Холодное блюдо - Щепетнов Евгений. Страница 15
– Не так! – злобно огрызнулся Ангус, чувствуя, как кровь бросилась ему в голову. То ли от ярости, то ли от возмущения и стыда. – Я уже сказал, не буду этого делать! Никогда! И ни за что! Всему есть пределы, и это мой предел! Я не буду убивать детей!
– Тогда их убью я… – Голос Левана был тихим, скучным, обыденным. Таким обыденным, что впавший в ярость Ангус вначале не осознал смысла слов. А когда осознал – окаменел, побледнел и пристально посмотрел на Левана.
– Как… убьешь? Что значит – убьешь?!
– Как убью? Например, перережу глотку. Или сверну шею. Вначале одному, потом другому. И буду так убивать, пока ты не согласишься на наши требования. Убью всех этих – приведу новых. И снова буду убивать. И ты будешь виноват. Ты!
Он ткнул пальцем в сторону Ангуса, будто хотел его проткнуть, и тот едва заметно отшатнулся, чем вызвал внутреннюю усмешку Левана. Но на круглом, мрачном лице парня не отразилось ничего из тех эмоций, что он испытывал сам.

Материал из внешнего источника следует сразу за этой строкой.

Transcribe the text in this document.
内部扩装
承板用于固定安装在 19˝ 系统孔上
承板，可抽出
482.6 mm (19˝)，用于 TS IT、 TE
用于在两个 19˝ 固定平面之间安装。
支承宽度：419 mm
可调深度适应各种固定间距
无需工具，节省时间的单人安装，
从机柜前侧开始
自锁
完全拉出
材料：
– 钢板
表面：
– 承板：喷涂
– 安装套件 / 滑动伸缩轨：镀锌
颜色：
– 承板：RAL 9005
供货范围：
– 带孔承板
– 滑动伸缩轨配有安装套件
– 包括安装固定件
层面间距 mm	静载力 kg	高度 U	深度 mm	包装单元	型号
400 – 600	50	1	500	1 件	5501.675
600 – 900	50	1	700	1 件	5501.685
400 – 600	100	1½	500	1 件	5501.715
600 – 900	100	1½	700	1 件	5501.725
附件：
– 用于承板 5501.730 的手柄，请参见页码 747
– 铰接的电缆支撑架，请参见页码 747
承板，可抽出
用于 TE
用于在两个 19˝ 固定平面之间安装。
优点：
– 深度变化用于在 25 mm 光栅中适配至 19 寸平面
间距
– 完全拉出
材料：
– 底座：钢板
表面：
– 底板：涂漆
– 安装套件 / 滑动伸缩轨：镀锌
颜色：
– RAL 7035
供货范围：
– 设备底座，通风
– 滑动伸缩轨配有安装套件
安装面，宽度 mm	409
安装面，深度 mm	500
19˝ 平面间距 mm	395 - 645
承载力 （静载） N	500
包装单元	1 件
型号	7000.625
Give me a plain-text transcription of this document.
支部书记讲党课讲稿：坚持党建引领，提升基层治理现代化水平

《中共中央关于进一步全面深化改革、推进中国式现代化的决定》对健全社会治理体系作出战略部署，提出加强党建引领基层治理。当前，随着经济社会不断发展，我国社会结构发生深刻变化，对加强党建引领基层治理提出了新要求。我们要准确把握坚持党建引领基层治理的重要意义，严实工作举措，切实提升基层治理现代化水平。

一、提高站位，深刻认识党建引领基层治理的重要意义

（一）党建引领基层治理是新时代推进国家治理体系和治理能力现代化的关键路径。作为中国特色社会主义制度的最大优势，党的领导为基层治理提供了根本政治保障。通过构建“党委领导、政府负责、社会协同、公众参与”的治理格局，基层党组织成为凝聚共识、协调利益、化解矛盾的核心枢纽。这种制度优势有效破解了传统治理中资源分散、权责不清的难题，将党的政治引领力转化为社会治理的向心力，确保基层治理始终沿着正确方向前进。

– Ты не посмеешь! – выдохнул Ангус, и Леван укоризненно покачал головой:
– Знаешь ведь, что посмею. И сделаю. И только ты можешь их спасти. Делай из них магов! Делай! Какая-то часть умрет, да, но остальные выживут! А так они умрут все. Все, понимаешь? Клянусь тебе, умрут!
– Не посмеешь… – повторил Ангус сухими, холодными губами. Губами мертвеца. Он почти уже жалел, что не умер во время пыток. Все бы тогда закончилось, все было бы гораздо проще.
– Пойдем, учитель… я тебе покажу.
Леван повернулся и бесшумно, не скрипнув половицами и дверью, вышел в коридор. Промелькнул к выходу, тихий, как тень, и вот он уже на улице – виден через маленькое окошко, закрытое, как ни странно, кусочками дорогого прозрачного стекла – не бычьим пузырем, как стоило бы ожидать от захолустного дома. И вообще – дом оставлял ощущение дворянской усадьбы, таинственным образом занесенной в эту глушь. Может, его и строили как усадьбу? Какой-то бедный дворянин? Или богатый! А что, красивое место, рядом ручей, водопад, воздух замечательный – ни тебе городской копоти, ни шума-гама городских улиц! Живи в тишине и радуйся!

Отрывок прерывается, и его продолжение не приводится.